Verona, 4 ottobre 2018. Il membro della Lega Alberto Zelger propone una mozione in questi giorni molto discussa: avviare finanziamenti in favore di associazioni che offrino un aiuto materiale a donne in gravidanza che, pur non volendo abortire, si ritrovano costrette a farlo per mancanza di mezzi economici. Le soluzioni sono molteplici, ad esempio partorire in segreto (progetto regionale “Culla segreta”) e dare il bambino in affidamento (si eviterebbe la tragedia dei neonati gettati nei cassonetti), aiuti economici (ad esempio tramite ‘adozione a distanza’ o ‘a vicinanza’ delle neo-madri –progetto Gemma e progetto Chiara-), assistenza psicologica e soprattutto ricerca di un lavoro. Tutto questo nel rispetto della legge 194, legge che quarant’anni fa legalizzava l’aborto in Italia. Nel quinto articolo della suddetta legge infatti possiamo trovare scritto: “il consultorio e la struttura socio-sanitaria […] hanno il compito in ogni caso, e specialmente quando la richiesta di interruzione della gravidanza sia motivata dall’incidenza delle condizioni economiche, […] di esaminare con la donna […] le possibili soluzioni dei problemi proposti, di aiutarla a rimuovere le cause che la porterebbero alla interruzione della gravidanza”. Ciò significa che il contenuto della mozione si sposa con quanto scritto nella legge, cercando di applicarla realmente, veramente, materialmente: l’intento di questa mozione nasce come aiuto effettivo alla donna, per darle le condizioni basilari necessarie per scegliere liberamente della vita propria e dell’embrione.
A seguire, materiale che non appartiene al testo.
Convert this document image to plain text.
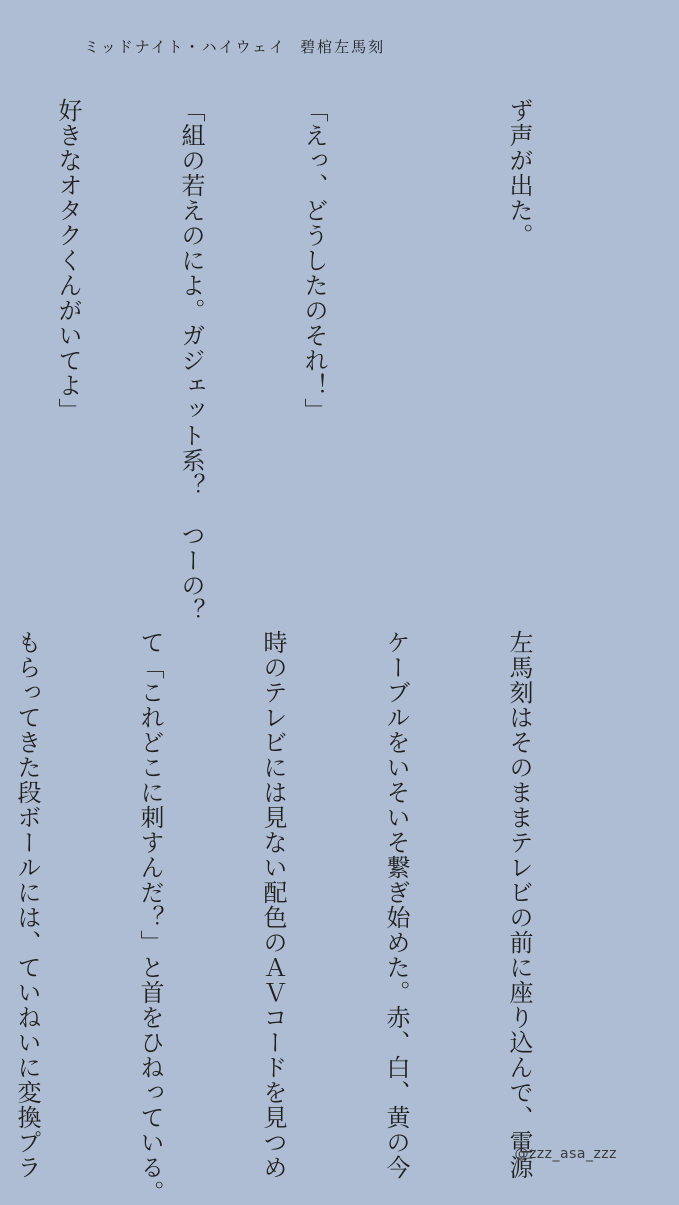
ミッドナイト・ハイウェイ 碧棺左馬刻

ず声が出た。

「えっ、どうしたのそれ！」

「組の若えのによ。ガジェット系？　つーの？

好きなオタクくんがいてよ」

左馬刻はそのままテレビの前に座り込んで、電源

ケーブルをいそいそ繋ぎ始めた。赤、白、黄の今

時のテレビには見ない配色のＡＶコードを見つめ

て「これどこに刺すんだ？」と首をひねっている。

もらってきた段ボールには、ていねいに変換プラ

	@zzz_asa_zzz
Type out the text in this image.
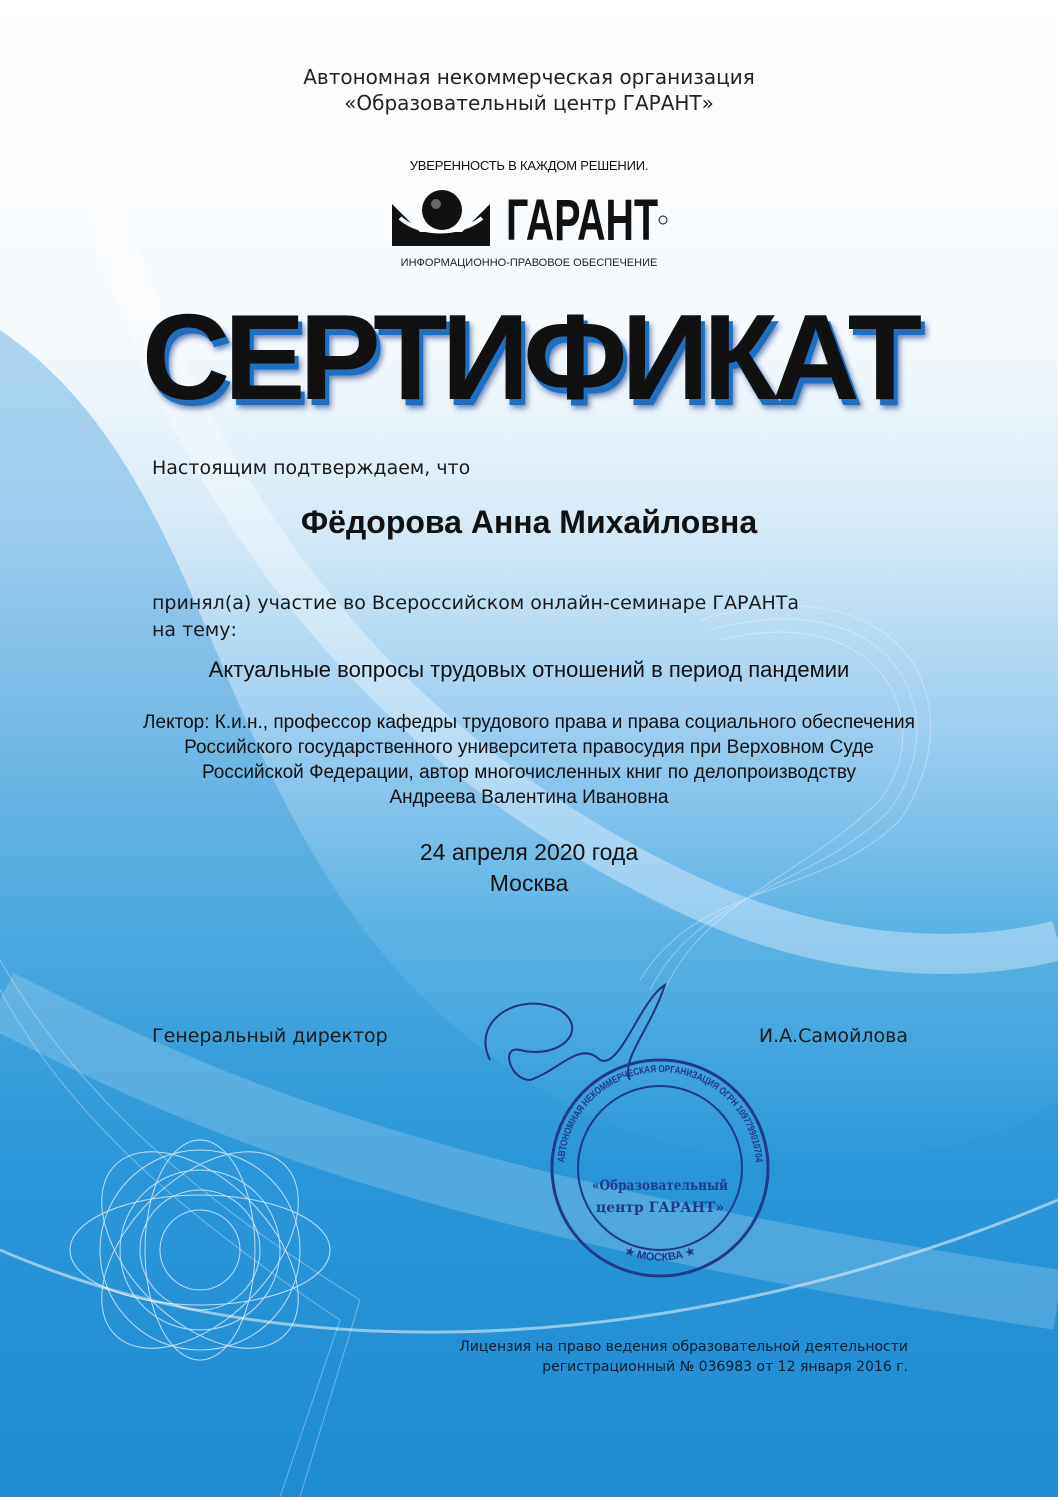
Автономная некоммерческая организация
«Образовательный центр ГАРАНТ»
УВЕРЕННОСТЬ В КАЖДОМ РЕШЕНИИ.
ГАРАНТ
ИНФОРМАЦИОННО-ПРАВОВОЕ ОБЕСПЕЧЕНИЕ
СЕРТИФИКАТ
Настоящим подтверждаем, что
Фёдорова Анна Михайловна
принял(а) участие во Всероссийском онлайн-семинаре ГАРАНТа
на тему:
Актуальные вопросы трудовых отношений в период пандемии
Лектор: К.и.н., профессор кафедры трудового права и права социального обеспечения
Российского государственного университета правосудия при Верховном Суде
Российской Федерации, автор многочисленных книг по делопроизводству
Андреева Валентина Ивановна
24 апреля 2020 года
Москва
Генеральный директор	И.А.Самойлова
АВТОНОМНАЯ НЕКОММЕРЧЕСКАЯ ОРГАНИЗАЦИЯ ОГРН 1097799010704
★ МОСКВА ★
«Образовательный
центр ГАРАНТ»
Лицензия на право ведения образовательной деятельности
регистрационный № 036983 от 12 января 2016 г.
Per questo, tale mozione (approvata) è stata votata perfino dalla capogruppo del (nientedimeno) Pd, Carla Padovani.
Ciononostante, molti sostengono che questa mozione sia ‘contro l’aborto’: una riunione di donne veronesi del pd (video di Repubblica in basso) vede nella scelta della capogruppo un tradimento alla 194 e alla libertà delle donne di decidere per la propria vita, leggendo in questa mozione un “integralismo cattolico”.
Ma è veramente di questo che stiamo parlando? Della proposta dogmatica di un gruppo religioso, contro la libertà di auto determinazione degli individui di sesso femminile?
Tutto il contrario. Questa mozione si inserisce in una visione molto più ampia, laica, la prospettiva del liberalismo: secondo quest’idea, uno Stato, oltre ad affermare il diritto dei propri cittadini di, per esempio, conseguire un’istruzione, si deve adoperare ulteriormente per assicurare che tale diritto si manifesti realmente nella vita concreta, ovvero di promuovere, in questo caso, un’istruzione gratuita, oppure aiutare le famiglie a comprare tutto il necessario per la scuola. In questo modo, la mia libertà di ricevere una formazione scolastica non rimane una vana idea, un principio scritto in una costituzione tutta rosa e fiori, che viene immediatamente smentita da un’impossibilità economica: se non posso permettermi la scuola, non è vero che sono libero di ricevere di un’istruzione, ma al contrario sono incatenato dalle mie condizioni materiali, rendendo quel principio assoluto un diritto per i soli ricchi. Al contrario, per essere realmente libero di decidere della mia vita, è necessario che ci siano le condizioni base necessarie, le condizioni minime strettamente economiche.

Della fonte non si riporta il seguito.